The AMA is pleased to announce a newly updated Health Workforce Mapper which has been refined for an improved user experience. The Mapper is still a free customizable tool with the same important health workforce and population health data but now has improved functionality, including full screen mode and easier navigation.
The "Health Workforce" tool in the Mapper allows the user to map the location of the health care workforce at the national, state, metropolitan and county level. Data includes all physician specialties and subspecialties included in the AMA Masterfile, as well as a number of non-physicians. The "Population Health Explorer" allows the user to overlay this information with data on a variety of population health factors, including social determinants of health, health care access and quality, health behaviors such as smoking and alcohol use and demographics. Together these functions allow users to not only see where the physicians of the country practice but overlay where the patients are and what factors influence their health and access to care.
On Oct. 29, New Jersey's legislature unanimously passed S.B. 2465, the "New Jersey Health Care Transparency Act." The bill is based on AMA's model truth in advertising legislation, a common-sense solution to ensure patients know who is providing their health care. The AMA thanks the legislature for taking action and encourages Governor Phil Murphy to sign the bill into law.

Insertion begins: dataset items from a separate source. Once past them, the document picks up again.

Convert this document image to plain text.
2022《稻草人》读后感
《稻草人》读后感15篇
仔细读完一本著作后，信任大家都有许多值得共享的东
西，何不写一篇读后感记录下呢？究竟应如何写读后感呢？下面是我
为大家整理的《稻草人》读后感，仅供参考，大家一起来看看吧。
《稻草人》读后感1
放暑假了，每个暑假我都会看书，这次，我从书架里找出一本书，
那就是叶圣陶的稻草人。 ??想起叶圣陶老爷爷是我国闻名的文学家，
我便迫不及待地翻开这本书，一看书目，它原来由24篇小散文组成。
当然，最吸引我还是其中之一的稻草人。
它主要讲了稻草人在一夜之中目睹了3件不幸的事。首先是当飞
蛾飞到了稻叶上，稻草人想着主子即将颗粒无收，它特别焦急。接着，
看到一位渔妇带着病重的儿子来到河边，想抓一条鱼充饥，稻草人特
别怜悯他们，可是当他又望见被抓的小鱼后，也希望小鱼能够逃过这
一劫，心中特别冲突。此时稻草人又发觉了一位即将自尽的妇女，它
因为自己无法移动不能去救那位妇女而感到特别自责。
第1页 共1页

Louisiana Governor John Edwards signed Senate Bill 27 into law on Oct. 28, making Louisiana the 32 member of the Interstate Medical Licensure Compact (IMLC). 30 states plus DC and Guam are now members of the IMLC, which provides an expedited pathway to licensure for qualified physicians who are already licensed in one state and would like to become licensed in other states. Since the Compact's inception, more than 10,000 licenses have been processed through the Compact, with most physicians seeking one or two licenses. Based on IMLC data from April 2019- April 2020, the vast majority of physicians (80%) obtained one or two licenses through the Compact while 20% obtained three or more licenses, of which only 6% obtained seven or more licenses (down from 13% last year).